Prisons: Drugs

(asked on 13th December 2022) - View Source

Question to the Ministry of Justice:

To ask the Secretary of State for Justice, what estimate he has made of the number of drug overdoses at prisons in each of the last three years.


Answered by
Damian Hinds Portrait
Damian Hinds
Minister of State (Education)
This question was answered on 19th December 2022

Year

Number of self-harm incidents due to drug overdoses

2019

2,295

2020

2,158

2021

2,273

We are committed to doing all we can to prevent deaths from drug overdoses in prison. We’ve outlined in both our Prisons Strategy Whitepaper and the Government’s 10-year drug strategy ‘From Harm to Hope’ (2021) how we will achieve this. We have committed to opening Drug Recovery Wings in prisons, introduced Problem Solving Courts and we supply life-saving naloxone medication to staff in prisons and in Approved Premises to help prevent unnecessary opioid deaths.

Naloxone is a medication used to reverse or reduce the effects of opioids. It is currently carried by healthcare staff in prisons to administer where opiate overdose is suspected.

We propose to implement Naloxone in all prisons and probation sites in England and Wales and to train all new entrants and 30% of existing staff to administer Naloxone and to recognise the signs of overdose. Existing staff will be asked to volunteer to administer Naloxone.

Consistent with National Statistics on these prison incidents, as published in Safety in Custody, figures do not include incidents in Secure Training Centres.

In prisons, as in the community, it is not possible to count self-harm incidents with absolute accuracy.

In prison custody, however, such incidents are more likely to be detected and counted.

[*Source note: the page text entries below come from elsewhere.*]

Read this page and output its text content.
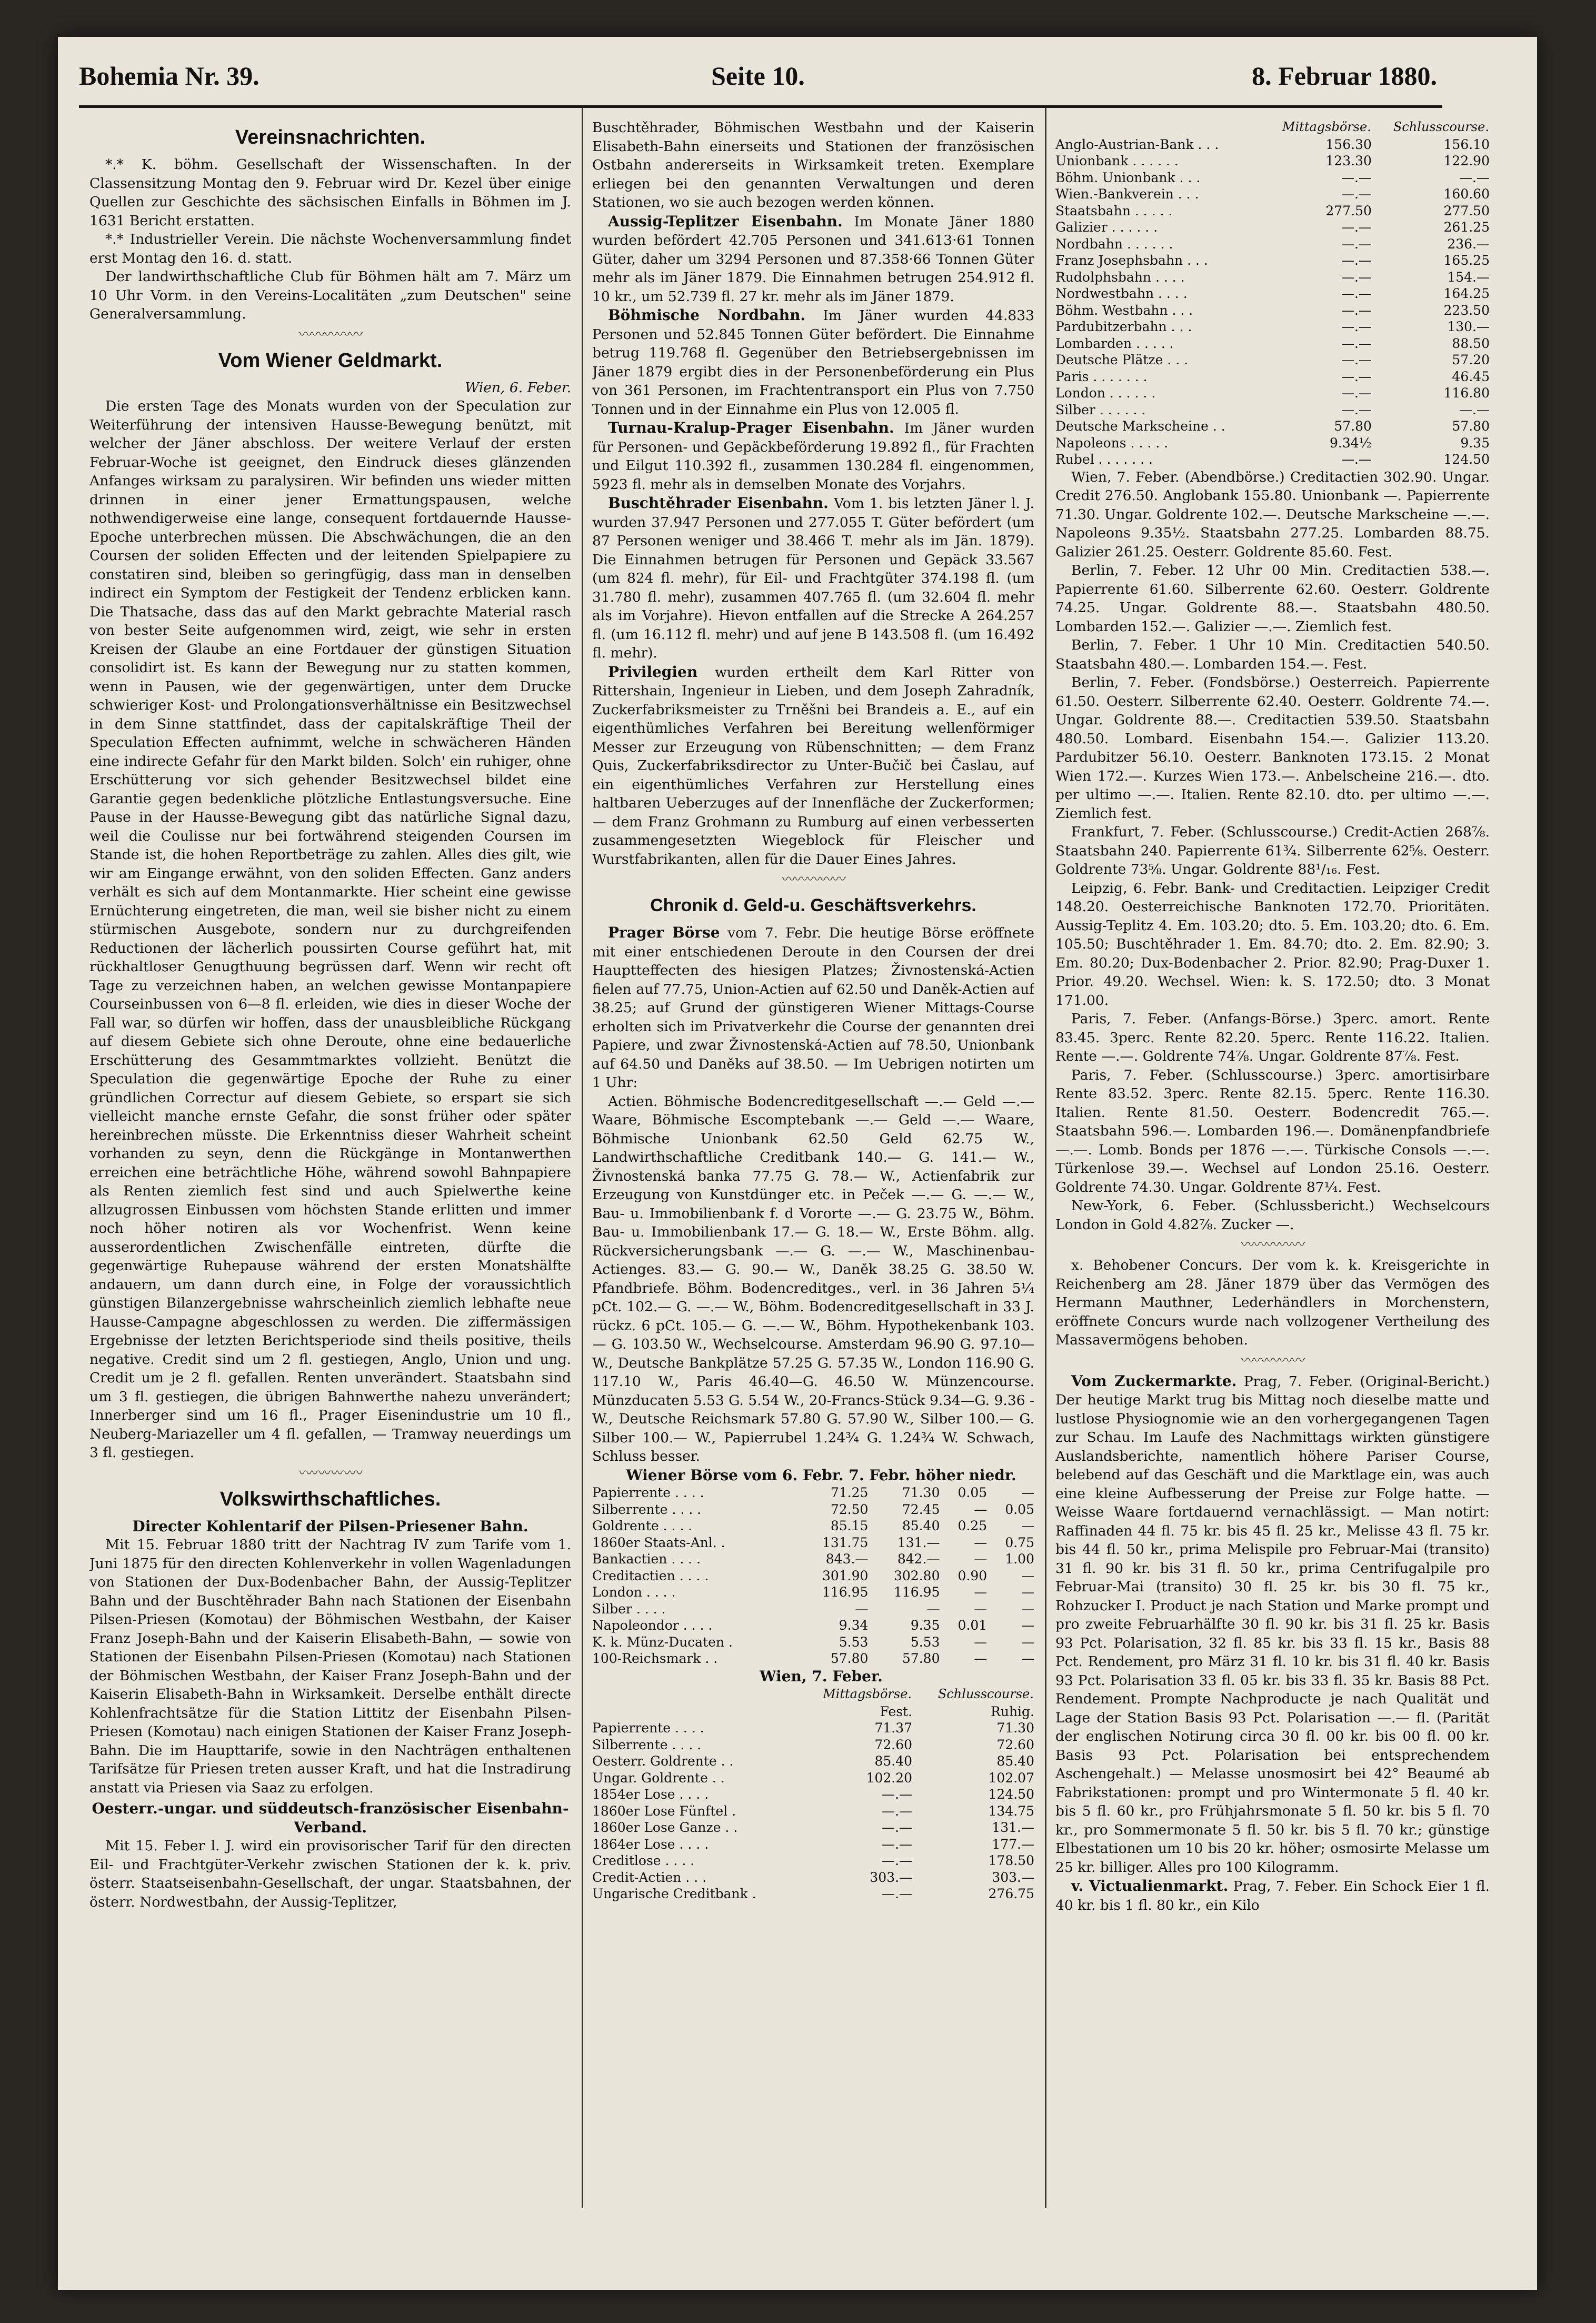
Bohemia Nr. 39.	Seite 10.	8. Februar 1880.
Vereinsnachrichten.

*.* K. böhm. Gesellschaft der Wissenschaften. In der Classensitzung Montag den 9. Februar wird Dr. Kezel über einige Quellen zur Geschichte des sächsischen Einfalls in Böhmen im J. 1631 Bericht erstatten.

*.* Industrieller Verein. Die nächste Wochenversammlung findet erst Montag den 16. d. statt.

Der landwirthschaftliche Club für Böhmen hält am 7. März um 10 Uhr Vorm. in den Vereins-Localitäten „zum Deutschen" seine Generalversammlung.

〰〰〰〰〰
Vom Wiener Geldmarkt.

Wien, 6. Feber.

Die ersten Tage des Monats wurden von der Speculation zur Weiterführung der intensiven Hausse-Bewegung benützt, mit welcher der Jäner abschloss. Der weitere Verlauf der ersten Februar-Woche ist geeignet, den Eindruck dieses glänzenden Anfanges wirksam zu paralysiren. Wir befinden uns wieder mitten drinnen in einer jener Ermattungspausen, welche nothwendigerweise eine lange, consequent fortdauernde Hausse-Epoche unterbrechen müssen. Die Abschwächungen, die an den Coursen der soliden Effecten und der leitenden Spielpapiere zu constatiren sind, bleiben so geringfügig, dass man in denselben indirect ein Symptom der Festigkeit der Tendenz erblicken kann. Die Thatsache, dass das auf den Markt gebrachte Material rasch von bester Seite aufgenommen wird, zeigt, wie sehr in ersten Kreisen der Glaube an eine Fortdauer der günstigen Situation consolidirt ist. Es kann der Bewegung nur zu statten kommen, wenn in Pausen, wie der gegenwärtigen, unter dem Drucke schwieriger Kost- und Prolongationsverhältnisse ein Besitzwechsel in dem Sinne stattfindet, dass der capitalskräftige Theil der Speculation Effecten aufnimmt, welche in schwächeren Händen eine indirecte Gefahr für den Markt bilden. Solch' ein ruhiger, ohne Erschütterung vor sich gehender Besitzwechsel bildet eine Garantie gegen bedenkliche plötzliche Entlastungsversuche. Eine Pause in der Hausse-Bewegung gibt das natürliche Signal dazu, weil die Coulisse nur bei fortwährend steigenden Coursen im Stande ist, die hohen Reportbeträge zu zahlen. Alles dies gilt, wie wir am Eingange erwähnt, von den soliden Effecten. Ganz anders verhält es sich auf dem Montanmarkte. Hier scheint eine gewisse Ernüchterung eingetreten, die man, weil sie bisher nicht zu einem stürmischen Ausgebote, sondern nur zu durchgreifenden Reductionen der lächerlich poussirten Course geführt hat, mit rückhaltloser Genugthuung begrüssen darf. Wenn wir recht oft Tage zu verzeichnen haben, an welchen gewisse Montanpapiere Courseinbussen von 6—8 fl. erleiden, wie dies in dieser Woche der Fall war, so dürfen wir hoffen, dass der unausbleibliche Rückgang auf diesem Gebiete sich ohne Deroute, ohne eine bedauerliche Erschütterung des Gesammtmarktes vollzieht. Benützt die Speculation die gegenwärtige Epoche der Ruhe zu einer gründlichen Correctur auf diesem Gebiete, so erspart sie sich vielleicht manche ernste Gefahr, die sonst früher oder später hereinbrechen müsste. Die Erkenntniss dieser Wahrheit scheint vorhanden zu seyn, denn die Rückgänge in Montanwerthen erreichen eine beträchtliche Höhe, während sowohl Bahnpapiere als Renten ziemlich fest sind und auch Spielwerthe keine allzugrossen Einbussen vom höchsten Stande erlitten und immer noch höher notiren als vor Wochenfrist. Wenn keine ausserordentlichen Zwischenfälle eintreten, dürfte die gegenwärtige Ruhepause während der ersten Monatshälfte andauern, um dann durch eine, in Folge der voraussichtlich günstigen Bilanzergebnisse wahrscheinlich ziemlich lebhafte neue Hausse-Campagne abgeschlossen zu werden. Die ziffermässigen Ergebnisse der letzten Berichtsperiode sind theils positive, theils negative. Credit sind um 2 fl. gestiegen, Anglo, Union und ung. Credit um je 2 fl. gefallen. Renten unverändert. Staatsbahn sind um 3 fl. gestiegen, die übrigen Bahnwerthe nahezu unverändert; Innerberger sind um 16 fl., Prager Eisenindustrie um 10 fl., Neuberg-Mariazeller um 4 fl. gefallen, — Tramway neuerdings um 3 fl. gestiegen.

〰〰〰〰〰
Volkswirthschaftliches.

Directer Kohlentarif der Pilsen-Priesener Bahn.

Mit 15. Februar 1880 tritt der Nachtrag IV zum Tarife vom 1. Juni 1875 für den directen Kohlenverkehr in vollen Wagenladungen von Stationen der Dux-Bodenbacher Bahn, der Aussig-Teplitzer Bahn und der Buschtěhrader Bahn nach Stationen der Eisenbahn Pilsen-Priesen (Komotau) der Böhmischen Westbahn, der Kaiser Franz Joseph-Bahn und der Kaiserin Elisabeth-Bahn, — sowie von Stationen der Eisenbahn Pilsen-Priesen (Komotau) nach Stationen der Böhmischen Westbahn, der Kaiser Franz Joseph-Bahn und der Kaiserin Elisabeth-Bahn in Wirksamkeit. Derselbe enthält directe Kohlenfrachtsätze für die Station Littitz der Eisenbahn Pilsen-Priesen (Komotau) nach einigen Stationen der Kaiser Franz Joseph-Bahn. Die im Haupttarife, sowie in den Nachträgen enthaltenen Tarifsätze für Priesen treten ausser Kraft, und hat die Instradirung anstatt via Priesen via Saaz zu erfolgen.

Oesterr.-ungar. und süddeutsch-französischer Eisenbahn-Verband.

Mit 15. Feber l. J. wird ein provisorischer Tarif für den directen Eil- und Frachtgüter-Verkehr zwischen Stationen der k. k. priv. österr. Staatseisenbahn-Gesellschaft, der ungar. Staatsbahnen, der österr. Nordwestbahn, der Aussig-Teplitzer,

Buschtěhrader, Böhmischen Westbahn und der Kaiserin Elisabeth-Bahn einerseits und Stationen der französischen Ostbahn andererseits in Wirksamkeit treten. Exemplare erliegen bei den genannten Verwaltungen und deren Stationen, wo sie auch bezogen werden können.

Aussig-Teplitzer Eisenbahn. Im Monate Jäner 1880 wurden befördert 42.705 Personen und 341.613·61 Tonnen Güter, daher um 3294 Personen und 87.358·66 Tonnen Güter mehr als im Jäner 1879. Die Einnahmen betrugen 254.912 fl. 10 kr., um 52.739 fl. 27 kr. mehr als im Jäner 1879.

Böhmische Nordbahn. Im Jäner wurden 44.833 Personen und 52.845 Tonnen Güter befördert. Die Einnahme betrug 119.768 fl. Gegenüber den Betriebsergebnissen im Jäner 1879 ergibt dies in der Personenbeförderung ein Plus von 361 Personen, im Frachtentransport ein Plus von 7.750 Tonnen und in der Einnahme ein Plus von 12.005 fl.

Turnau-Kralup-Prager Eisenbahn. Im Jäner wurden für Personen- und Gepäckbeförderung 19.892 fl., für Frachten und Eilgut 110.392 fl., zusammen 130.284 fl. eingenommen, 5923 fl. mehr als in demselben Monate des Vorjahrs.

Buschtěhrader Eisenbahn. Vom 1. bis letzten Jäner l. J. wurden 37.947 Personen und 277.055 T. Güter befördert (um 87 Personen weniger und 38.466 T. mehr als im Jän. 1879). Die Einnahmen betrugen für Personen und Gepäck 33.567 (um 824 fl. mehr), für Eil- und Frachtgüter 374.198 fl. (um 31.780 fl. mehr), zusammen 407.765 fl. (um 32.604 fl. mehr als im Vorjahre). Hievon entfallen auf die Strecke A 264.257 fl. (um 16.112 fl. mehr) und auf jene B 143.508 fl. (um 16.492 fl. mehr).

Privilegien wurden ertheilt dem Karl Ritter von Rittershain, Ingenieur in Lieben, und dem Joseph Zahradník, Zuckerfabriksmeister zu Trněšni bei Brandeis a. E., auf ein eigenthümliches Verfahren bei Bereitung wellenförmiger Messer zur Erzeugung von Rübenschnitten; — dem Franz Quis, Zuckerfabriksdirector zu Unter-Bučič bei Časlau, auf ein eigenthümliches Verfahren zur Herstellung eines haltbaren Ueberzuges auf der Innenfläche der Zuckerformen; — dem Franz Grohmann zu Rumburg auf einen verbesserten zusammengesetzten Wiegeblock für Fleischer und Wurstfabrikanten, allen für die Dauer Eines Jahres.

〰〰〰〰〰
Chronik d. Geld-u. Geschäftsverkehrs.

Prager Börse vom 7. Febr. Die heutige Börse eröffnete mit einer entschiedenen Deroute in den Coursen der drei Hauptteffecten des hiesigen Platzes; Živnostenská-Actien fielen auf 77.75, Union-Actien auf 62.50 und Daněk-Actien auf 38.25; auf Grund der günstigeren Wiener Mittags-Course erholten sich im Privatverkehr die Course der genannten drei Papiere, und zwar Živnostenská-Actien auf 78.50, Unionbank auf 64.50 und Daněks auf 38.50. — Im Uebrigen notirten um 1 Uhr:

Actien. Böhmische Bodencreditgesellschaft —.— Geld —.— Waare, Böhmische Escomptebank —.— Geld —.— Waare, Böhmische Unionbank 62.50 Geld 62.75 W., Landwirthschaftliche Creditbank 140.— G. 141.— W., Živnostenská banka 77.75 G. 78.— W., Actienfabrik zur Erzeugung von Kunstdünger etc. in Peček —.— G. —.— W., Bau- u. Immobilienbank f. d Vororte —.— G. 23.75 W., Böhm. Bau- u. Immobilienbank 17.— G. 18.— W., Erste Böhm. allg. Rückversicherungsbank —.— G. —.— W., Maschinenbau-Actienges. 83.— G. 90.— W., Daněk 38.25 G. 38.50 W. Pfandbriefe. Böhm. Bodencreditges., verl. in 36 Jahren 5¼ pCt. 102.— G. —.— W., Böhm. Bodencreditgesellschaft in 33 J. rückz. 6 pCt. 105.— G. —.— W., Böhm. Hypothekenbank 103.— G. 103.50 W., Wechselcourse. Amsterdam 96.90 G. 97.10— W., Deutsche Bankplätze 57.25 G. 57.35 W., London 116.90 G. 117.10 W., Paris 46.40—G. 46.50 W. Münzencourse. Münzducaten 5.53 G. 5.54 W., 20-Francs-Stück 9.34—G. 9.36 - W., Deutsche Reichsmark 57.80 G. 57.90 W., Silber 100.— G. Silber 100.— W., Papierrubel 1.24¾ G. 1.24¾ W. Schwach, Schluss besser.

Wiener Börse vom 6. Febr. 7. Febr. höher niedr.

Papierrente . . . .	71.25	71.30	0.05	—
Silberrente . . . .	72.50	72.45	—	0.05
Goldrente . . . .	85.15	85.40	0.25	—
1860er Staats-Anl. .	131.75	131.—	—	0.75
Bankactien . . . .	843.—	842.—	—	1.00
Creditactien . . . .	301.90	302.80	0.90	—
London . . . .	116.95	116.95	—	—
Silber . . . .	—	—	—	—
Napoleondor . . . .	9.34	9.35	0.01	—
K. k. Münz-Ducaten .	5.53	5.53	—	—
100-Reichsmark . .	57.80	57.80	—	—

Wien, 7. Feber.

	Mittagsbörse.	Schlusscourse.
	Fest.	Ruhig.
Papierrente . . . .	71.37	71.30
Silberrente . . . .	72.60	72.60
Oesterr. Goldrente . .	85.40	85.40
Ungar. Goldrente . .	102.20	102.07
1854er Lose . . . .	—.—	124.50
1860er Lose Fünftel .	—.—	134.75
1860er Lose Ganze . .	—.—	131.—
1864er Lose . . . .	—.—	177.—
Creditlose . . . .	—.—	178.50
Credit-Actien . . .	303.—	303.—
Ungarische Creditbank .	—.—	276.75
	Mittagsbörse.	Schlusscourse.
Anglo-Austrian-Bank . . .	156.30	156.10
Unionbank . . . . . .	123.30	122.90
Böhm. Unionbank . . .	—.—	—.—
Wien.-Bankverein . . .	—.—	160.60
Staatsbahn . . . . .	277.50	277.50
Galizier . . . . . .	—.—	261.25
Nordbahn . . . . . .	—.—	236.—
Franz Josephsbahn . . .	—.—	165.25
Rudolphsbahn . . . .	—.—	154.—
Nordwestbahn . . . .	—.—	164.25
Böhm. Westbahn . . .	—.—	223.50
Pardubitzerbahn . . .	—.—	130.—
Lombarden . . . . .	—.—	88.50
Deutsche Plätze . . .	—.—	57.20
Paris . . . . . . .	—.—	46.45
London . . . . . .	—.—	116.80
Silber . . . . . .	—.—	—.—
Deutsche Markscheine . .	57.80	57.80
Napoleons . . . . .	9.34½	9.35
Rubel . . . . . . .	—.—	124.50

Wien, 7. Feber. (Abendbörse.) Creditactien 302.90. Ungar. Credit 276.50. Anglobank 155.80. Unionbank —. Papierrente 71.30. Ungar. Goldrente 102.—. Deutsche Markscheine —.—. Napoleons 9.35½. Staatsbahn 277.25. Lombarden 88.75. Galizier 261.25. Oesterr. Goldrente 85.60. Fest.

Berlin, 7. Feber. 12 Uhr 00 Min. Creditactien 538.—. Papierrente 61.60. Silberrente 62.60. Oesterr. Goldrente 74.25. Ungar. Goldrente 88.—. Staatsbahn 480.50. Lombarden 152.—. Galizier —.—. Ziemlich fest.

Berlin, 7. Feber. 1 Uhr 10 Min. Creditactien 540.50. Staatsbahn 480.—. Lombarden 154.—. Fest.

Berlin, 7. Feber. (Fondsbörse.) Oesterreich. Papierrente 61.50. Oesterr. Silberrente 62.40. Oesterr. Goldrente 74.—. Ungar. Goldrente 88.—. Creditactien 539.50. Staatsbahn 480.50. Lombard. Eisenbahn 154.—. Galizier 113.20. Pardubitzer 56.10. Oesterr. Banknoten 173.15. 2 Monat Wien 172.—. Kurzes Wien 173.—. Anbelscheine 216.—. dto. per ultimo —.—. Italien. Rente 82.10. dto. per ultimo —.—. Ziemlich fest.

Frankfurt, 7. Feber. (Schlusscourse.) Credit-Actien 268⅞. Staatsbahn 240. Papierrente 61¾. Silberrente 62⅝. Oesterr. Goldrente 73⅝. Ungar. Goldrente 88¹/₁₆. Fest.

Leipzig, 6. Febr. Bank- und Creditactien. Leipziger Credit 148.20. Oesterreichische Banknoten 172.70. Prioritäten. Aussig-Teplitz 4. Em. 103.20; dto. 5. Em. 103.20; dto. 6. Em. 105.50; Buschtěhrader 1. Em. 84.70; dto. 2. Em. 82.90; 3. Em. 80.20; Dux-Bodenbacher 2. Prior. 82.90; Prag-Duxer 1. Prior. 49.20. Wechsel. Wien: k. S. 172.50; dto. 3 Monat 171.00.

Paris, 7. Feber. (Anfangs-Börse.) 3perc. amort. Rente 83.45. 3perc. Rente 82.20. 5perc. Rente 116.22. Italien. Rente —.—. Goldrente 74⅞. Ungar. Goldrente 87⅞. Fest.

Paris, 7. Feber. (Schlusscourse.) 3perc. amortisirbare Rente 83.52. 3perc. Rente 82.15. 5perc. Rente 116.30. Italien. Rente 81.50. Oesterr. Bodencredit 765.—. Staatsbahn 596.—. Lombarden 196.—. Domänenpfandbriefe —.—. Lomb. Bonds per 1876 —.—. Türkische Consols —.—. Türkenlose 39.—. Wechsel auf London 25.16. Oesterr. Goldrente 74.30. Ungar. Goldrente 87¼. Fest.

New-York, 6. Feber. (Schlussbericht.) Wechselcours London in Gold 4.82⅞. Zucker —.

〰〰〰〰〰

x. Behobener Concurs. Der vom k. k. Kreisgerichte in Reichenberg am 28. Jäner 1879 über das Vermögen des Hermann Mauthner, Lederhändlers in Morchenstern, eröffnete Concurs wurde nach vollzogener Vertheilung des Massavermögens behoben.

〰〰〰〰〰

Vom Zuckermarkte. Prag, 7. Feber. (Original-Bericht.) Der heutige Markt trug bis Mittag noch dieselbe matte und lustlose Physiognomie wie an den vorhergegangenen Tagen zur Schau. Im Laufe des Nachmittags wirkten günstigere Auslandsberichte, namentlich höhere Pariser Course, belebend auf das Geschäft und die Marktlage ein, was auch eine kleine Aufbesserung der Preise zur Folge hatte. — Weisse Waare fortdauernd vernachlässigt. — Man notirt: Raffinaden 44 fl. 75 kr. bis 45 fl. 25 kr., Melisse 43 fl. 75 kr. bis 44 fl. 50 kr., prima Melispile pro Februar-Mai (transito) 31 fl. 90 kr. bis 31 fl. 50 kr., prima Centrifugalpile pro Februar-Mai (transito) 30 fl. 25 kr. bis 30 fl. 75 kr., Rohzucker I. Product je nach Station und Marke prompt und pro zweite Februarhälfte 30 fl. 90 kr. bis 31 fl. 25 kr. Basis 93 Pct. Polarisation, 32 fl. 85 kr. bis 33 fl. 15 kr., Basis 88 Pct. Rendement, pro März 31 fl. 10 kr. bis 31 fl. 40 kr. Basis 93 Pct. Polarisation 33 fl. 05 kr. bis 33 fl. 35 kr. Basis 88 Pct. Rendement. Prompte Nachproducte je nach Qualität und Lage der Station Basis 93 Pct. Polarisation —.— fl. (Parität der englischen Notirung circa 30 fl. 00 kr. bis 00 fl. 00 kr. Basis 93 Pct. Polarisation bei entsprechendem Aschengehalt.) — Melasse unosmosirt bei 42° Beaumé ab Fabrikstationen: prompt und pro Wintermonate 5 fl. 40 kr. bis 5 fl. 60 kr., pro Frühjahrsmonate 5 fl. 50 kr. bis 5 fl. 70 kr., pro Sommermonate 5 fl. 50 kr. bis 5 fl. 70 kr.; günstige Elbestationen um 10 bis 20 kr. höher; osmosirte Melasse um 25 kr. billiger. Alles pro 100 Kilogramm.

v. Victualienmarkt. Prag, 7. Feber. Ein Schock Eier 1 fl. 40 kr. bis 1 fl. 80 kr., ein Kilo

Care needs to be taken when comparing figures shown here with other sources where data may be less complete.

Incidents where self-harm was due to a drug overdose can include multiple individuals; the figures in the table count the number of incidents where an overdose occurred rather than the number of individuals that overdosed.

Includes self-harm options listed as "illegal drugs", "own medication" and "other persons medication"

Data Sources and Quality

These figures have been drawn from the HMPPS Incident Reporting System. Care is taken when processing and analysing returns but the detail is subject to the inaccuracies inherent in any large scale recording system. Although shown to the last case, the figures may not be accurate to that level.

The data only includes self-harm incidents collated centrally; identifying any wider incidents that lead to a hospitalisation and have a connection to drugs would exceed the cost threshold as it would require reading through the text of each incident.

For a breakdown of Self Inflicted Deaths by method (including overdose), please see section 1.8 in the below published data from Safety in Custody: https://assets.publishing.service.gov.uk/government/uploads/system/uploads/attachment_data/file/1113633/Deaths_in_prison_custody_1978_to_2021.xlsx

Table 1.1 in the above publication gives the number of other/non-natural deaths per year.

In the case of drug related deaths where no intent to self-harm has been discovered, the death has been classified as “Other: Non-natural”, however this category also includes other accidental deaths where drugs were not present.

‘Other: Non-Natural’ deaths include accidental and other difficult to classify deaths including those for which further information is awaited. Some of the most recent two years figures are expected to be reclassified as natural causes or self-inflicted deaths.